Rather delicious Mauritius
Colonel C.G. Gordon of the Royal Engineers, later General Gordon of Khartoum, was clearly bored with his posting to Mauritius. In a letter to a Knight of the Realm in May 1881, he wrote: “If you want to find a place where things have been let go to sleep, I recommend you to try Mauritius.”
As the island prepares to celebrate the 50th anniversary of its independence from British rule next year, its allure as an Indian Ocean haven of peace and sunshine is undimmed. The government is resolved to keep it that way for holidaymakers by promoting quality rather than quantity, eschewing mass budget tourism for high levels of amenities and service.
A fine example of this policy is nestled at Anse la Raie Bay around a sheltered cove on the north coast, where Paradise Cove Boutique Hotel offers stylish accommodation, romantic seclusion in tropical gardens, and fine dining that has gained a string of awards. It’s an adultsonly retreat (18 years and over) designed as a tranquil setting in which to enjoy the beauty of natural surroundings that echo with birdsong. A blend of neo-colonial architecture influenced by the East India Company with contemporary decor and handcrafted teak furniture creates a light, airy ambience that extends from elegant public areas to 67 apartments and suites in low-rise buildings ranged around the cove. All have balconies or terraces overlooking lawns leading to the water, and premium guestrooms on the first floors are particularly spacious with lofty ceilings.

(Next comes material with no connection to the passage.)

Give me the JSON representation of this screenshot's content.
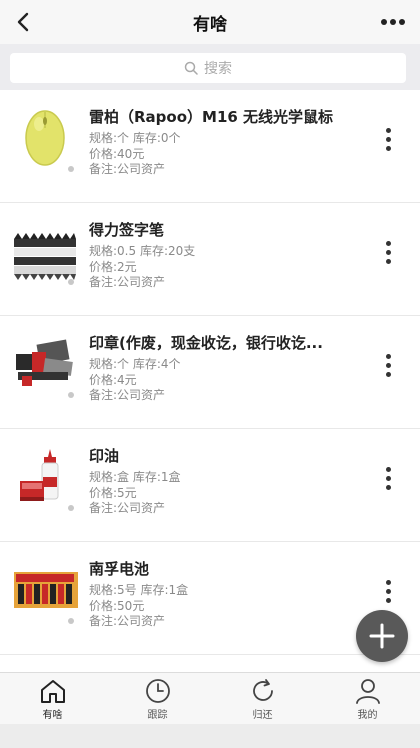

Attractions include an array of relaxation areas scattered by a small sandy beach, a large swimming pool, a clifftop infinity pool overlooking a lagoon, and individual thatched “love nests” discreetly sited on a headland. A garden spa offers massages in treatment rooms open to exotic foliage, and in thatched shelters with sea views. A pleasing visual and aural backdrop is a waterfall flowing over lava rocks into the cove, where a lateen-rigged wooden sailboat is available for sunset cruises.

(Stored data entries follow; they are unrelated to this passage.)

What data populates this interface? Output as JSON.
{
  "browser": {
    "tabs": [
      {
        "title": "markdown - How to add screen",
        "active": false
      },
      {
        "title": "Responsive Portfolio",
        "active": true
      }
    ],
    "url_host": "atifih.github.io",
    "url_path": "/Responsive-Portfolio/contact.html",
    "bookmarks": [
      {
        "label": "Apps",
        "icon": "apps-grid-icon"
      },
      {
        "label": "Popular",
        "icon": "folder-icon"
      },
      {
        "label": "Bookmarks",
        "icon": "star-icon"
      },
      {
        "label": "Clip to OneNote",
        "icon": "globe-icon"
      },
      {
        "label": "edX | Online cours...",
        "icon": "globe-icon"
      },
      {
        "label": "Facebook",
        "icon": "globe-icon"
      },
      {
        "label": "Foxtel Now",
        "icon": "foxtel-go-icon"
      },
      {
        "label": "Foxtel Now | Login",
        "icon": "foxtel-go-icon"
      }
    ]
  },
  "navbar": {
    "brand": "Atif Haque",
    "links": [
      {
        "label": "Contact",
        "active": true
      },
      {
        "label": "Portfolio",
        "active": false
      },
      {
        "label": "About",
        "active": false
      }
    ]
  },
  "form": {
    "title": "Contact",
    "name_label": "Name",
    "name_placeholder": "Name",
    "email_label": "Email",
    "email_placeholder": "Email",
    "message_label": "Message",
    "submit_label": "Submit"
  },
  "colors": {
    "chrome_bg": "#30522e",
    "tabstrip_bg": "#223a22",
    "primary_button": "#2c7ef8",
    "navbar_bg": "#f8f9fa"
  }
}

More energetic amusements are available on tennis courts, bicycles with GPS guides, in a well-equipped gym, and at a boathouse that offers snorkelling gear, waterskiing, windsurfers, paddle boards and sailing lessons. There are also glass-bottom boat excursions, and catamaran sailings to small islands for barbecues and swimming.
At the end of the day guests are spoiled for choice with
a range of cuisine. The main Dining Room has an extensive menu with a good selection of vegetarian options, featuring the likes of red tuna tartare flavoured with tamarind, and dorado in coconut chutney crust. The Asian fusion XO adds spice with Vietnamese seafood and pad Thai chicken and shrimp; the Cove is a hideaway by the water that specialises in seafood.